Nächste Familie. O Gott, schon wieder drei Plastiksäcke. Ich nehme zwei, Papa bringt den dritten. Zwei Gedichte, Bescherung. Na nu, an der Pralinenschachtel ist ja kein Namensschild. „Ach, der Weihnachtsmann hat den Müll mit reingebracht!“ Mist. Und wieder weiter. Das Fahrrad macht lustige Schlängelbewegungen. Treppe hoch, ich klingle. „Hallo, hier ist der Weihnachtsmann!“ – „Soll das ein Scherz sein?“ – „Tschuldigung, falsche Tür.“ Ich klingle beim Nachbarn. „Hallo, hier ist der Weihnachtsmann!“ – „Sie kommen ja spät!“ – „Soll das ein Scherz sein?“ – „Haben Sie getrunken?“ – „Nö, wieso?“ Ich hohoho mich durch den Flur. Drei Kinder. Mal schauen, was in meinem goldenen Buch steht. „Du bist also der Arne.“ – „Nein, ich bin der Christopher.“ – „Dann bist du der Arne.“ – „Nein, ich bin die Jennifer.“ – „Wo ist Arne?“ – „Ich bin Arne.“ – „Du machst also ins Bett?“ – „Nein, der Christopher macht ins Bett.“ – „Stimmt gar nicht!“ – „Na einer muss es ja sein. Jennifer.“ – „Nein! Ich bin schon zwölf.“ – „Dann solltest du langsam damit aufhören!“ – „Ich mach aber nicht ins Bett, sondern Christopher!“ – „Könnt ihr euch mal einigen, der Weihnachtsmann hat nicht ewig Zeit!“ – „Mama! Der Weihnachtsmann stinkt!“ – „Stimmt gar nicht, du stinkst!“ – „Jetzt machen Sie mal die Bescherung.“ Die Kinder bekommen ihre Geschenke, und ich wanke wieder zur Tür. Kein Trinkgeld? Egal, habe ja schon genug verdient heute.

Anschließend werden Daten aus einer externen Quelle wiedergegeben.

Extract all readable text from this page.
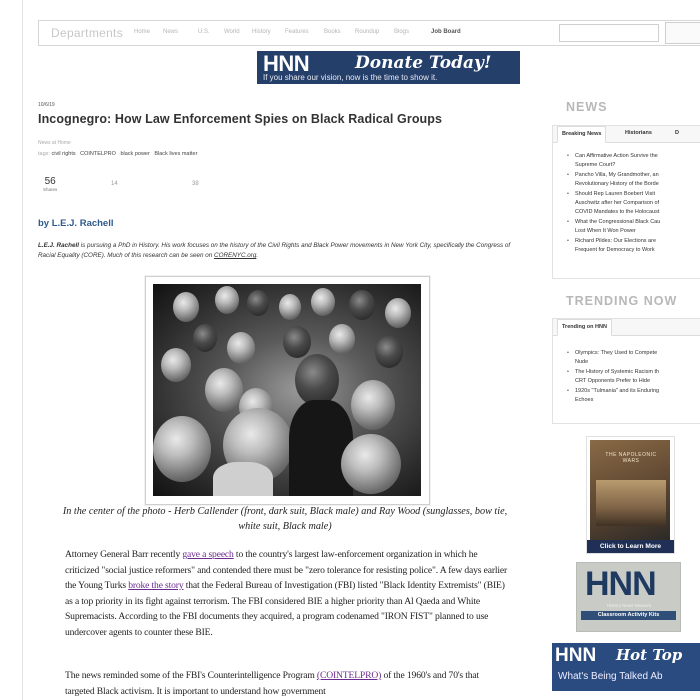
Departments Home News	U.S. World History Features	Books Roundup Blogs	Job Board
HNN	Donate Today!
If you share our vision, now is the time to show it.
10/6/19
Incognegro: How Law Enforcement Spies on Black Radical Groups
News at Home
tags: civil rights COINTELPRO black power Black lives matter
56
Shares
14	38
by L.E.J. Rachell
L.E.J. Rachell is pursuing a PhD in History. His work focuses on the history of the Civil Rights and Black Power movements in New York City, specifically the Congress of Racial Equality (CORE). Much of this research can be seen on CORENYC.org.
In the center of the photo - Herb Callender (front, dark suit, Black male) and Ray Wood (sunglasses, bow tie, white suit, Black male)
Attorney General Barr recently gave a speech to the country's largest law-enforcement organization in which he criticized "social justice reformers" and contended there must be "zero tolerance for resisting police". A few days earlier the Young Turks broke the story that the Federal Bureau of Investigation (FBI) listed "Black Identity Extremists" (BIE) as a top priority in its fight against terrorism. The FBI considered BIE a higher priority than Al Qaeda and White Supremacists. According to the FBI documents they acquired, a program codenamed "IRON FIST" planned to use undercover agents to counter these BIE.
The news reminded some of the FBI's Counterintelligence Program (COINTELPRO) of the 1960's and 70's that targeted Black activism. It is important to understand how government
NEWS
Breaking News	Historians	D
• Can Affirmative Action Survive the
Supreme Court?
• Pancho Villa, My Grandmother, an
Revolutionary History of the Borde
• Should Rep Lauren Boebert Visit
Auschwitz after her Comparison of
COVID Mandates to the Holocaust
• What the Congressional Black Cau
Lost When It Won Power
• Richard Pildes: Our Elections are
Frequent for Democracy to Work
TRENDING NOW
Trending on HNN
• Olympics: They Used to Compete
Nude
• The History of Systemic Racism th
CRT Opponents Prefer to Hide
• 1920s "Tulmania" and its Enduring
Echoes
THE NAPOLEONIC WARS
Click to Learn More
HNN
History News Network
Classroom Activity Kits
HNN Hot Top
What's Being Talked Ab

Noch eine Familie. Ich glaube, mir ist schlecht. Hoffentlich muss ich nicht kotzen. Wo ist mein Fahrrad? Ach da. Hoppla, ich geh besser zu Fuß. Dingdong. „Hallihallo, hier ist der Dings!“ Und ab durch die Mitte. „Warum singen wir nicht alle ‚O Tannenbaum‘ ?“ Die Familie singt „O Tannenbaum“, ich singe am lautesten. Mir wird warm ums Herz und flau in der Magengrube.

Das Sündenregister. Ich kann eh nichts mehr lesen und improvisiere. „Na, wer ist denn der Kleine?“ – „Micha.“ – „Der Micha, mal schauen, was hier steht. Du machst ins Bett?“ – „Nein.“ – „Aber der Christopher zwei Häuser weiter macht ins Bett.“ – „Mama, der Weihnachtsmann ist lustig!“ – „Und der Lange hier, wer ist das?“ – „Das ist mein Bruder Stefan.“ – „Mal gucken, Stefan, was hier steht. Oh, du onanierst hinterm Schuppen? Nanananana!“ Der kleine Micha: „Mama, was ist onanieren?“ – „Das ist nichts Schlimmes“, erkläre ich, „der Weihnachtsmann macht das auch manchmal, und der Papa auch, wenn ihn die Mama mal nicht ranlässt. Und wenn du groß bist, dann machst du das auch, genau wie der Stefan.“ Die Oma mischt sich ein: „Was macht der Stefan?“ – „Der onaniert, Oma!“ –„So, jetzt nehmt euch die Geschenke aus dem Sack, der Weihnachtsmann muss mal aufs Klo.“ Ich schaffe es nur bis zum Flur. „Das muss mal einer hier wegmachen, das stinkt, auf Wiedersehn!“ – „Wiedersehn, Weihnachtsmann!“ Geschafft.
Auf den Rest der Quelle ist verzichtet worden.